Plusieurs organismes ont réclamé la tenue d'une commission d'enquête publique pour faire toute la lumière sur ces résultats désastreux. La grogne était notamment palpable dans les grandes organisations syndicales, où des milliers de travailleurs ont des fonds de pension gérés par la CDPQ.

Mais la ministre des Finances du Québec, Monique Jérône-Forget, a écarté du revers de la main la possibilité de créer une telle commission d'enquête.

Les déclarations des syndicats et autres organisations

Le Secrétariat intersyndical des services publics (SISP) demande une enquête du vérificateur général du Québec et l'élargissement de son mandat pour se pencher sur la mauvaise gestion de la Caisse de dépôt. « Il faut examiner de près la gestion du risque pratiquée par la Caisse », a commenté la porte-parole du SISP, Lucie Martineau.

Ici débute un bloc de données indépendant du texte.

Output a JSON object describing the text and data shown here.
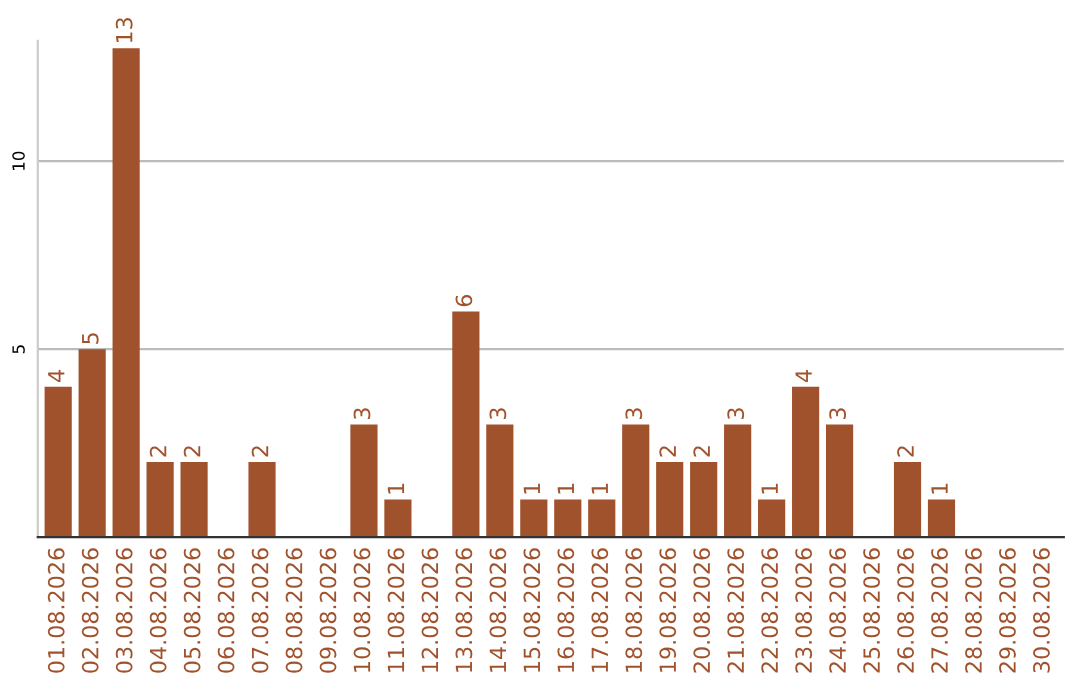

À ce sujet, l'ADQ compte revenir à la charge, à la reprise des travaux parlementaires, avec son projet de loi qui donnerait au vérificateur général toute la latitude nécessaire pour examiner les livres de la Caisse.

Pour sa part, la Fédération des travailleurs du Québec (FTQ) estime qu'il faut en finir avec « l'obsession du rendement à tout prix ». « Il est paradoxal que le tournant vers le rendement à tout prix semble avoir généré des pertes sans précédent. Visiblement, ça ne fonctionne pas », a commenté son président Michel Arsenault.

L'Association québécoise des retraités des secteurs publics et parapublics se dit très inquiète des pertes de la Caisse de dépôt. Elle réclame une commission d'enquête afin de connaître les raisons qui ont mené à des pertes d'une telle ampleur.

La présidente de l'Association, Madeleine Michaud, fait valoir qu'une commission d'enquête permettrait d'aller plus loin en dévoilant des documents confidentiels. « Une commission parlementaire, c'est très différent d'une commission d'enquête. Les gens n'ont pas accès aux documents confidentiels, à savoir les procès verbaux, les politiques de placements », souligne Mme Michaud.

Selon cette association, le mauvais rendement de la Caisse et de dépôt entraîne une perte de près de 20 milliards de dollars dans les régimes de retraite de ses membres.

Yves Michaud Yves Michaud (archives)

L'ancien président et fondateur du Mouvement d'éducation et de défense des actionnaires (MEDAC), Yves Michaud, est également favorable à la tenue d'une enquête publique. Selon le « Robin des banques », il est louable que Québec convoque les responsables de la Caisse devant un comité parlementaire pour répondre aux questions des députés, mais l'absence de pouvoir contraignant d'un tel comité sera sans effet si les personnes convoquées refusent de répondre ou même de s'y présenter.

Yves Michaud voudrait aussi que Québec balise la structure des investissements à la Caisse de dépôt pour éviter, entre autres, que de trop grandes sommes d'argent ne soient investies dans des placements à risque, comme ce fut le cas pour le papier commercial par exemple.

La question de la hausses des tarifs des services publics

Le Conseil du patronat du Québec s'est montré sceptique face aux propos rassurants de la Commission de la santé et de la sécurité du travail (CSST) et de la Régie des rentes (RRQ), selon lesquels elles ne prévoient pas de hausse de leurs cotisations.

« Avec les rendements que la CDPQ rend publics aujourd'hui, les taux de cotisation à la CSST ou à la Régie des rentes seront vraisemblablement revus au cours des prochains mois », estime le CPQ.

Le Conseil a exhorté Québec à respecter la capacité de payer des entreprises. « Les employeurs du Québec devront inévitablement payer les pots cassés, mais personne ne gagnerait à ce qu'ils soient forcés de les payer pendant qu'ils connaissent eux aussi leur lot de défis économiques à surmonter », a déclaré l'économiste en chef du CPQ, Norma Kozhaya.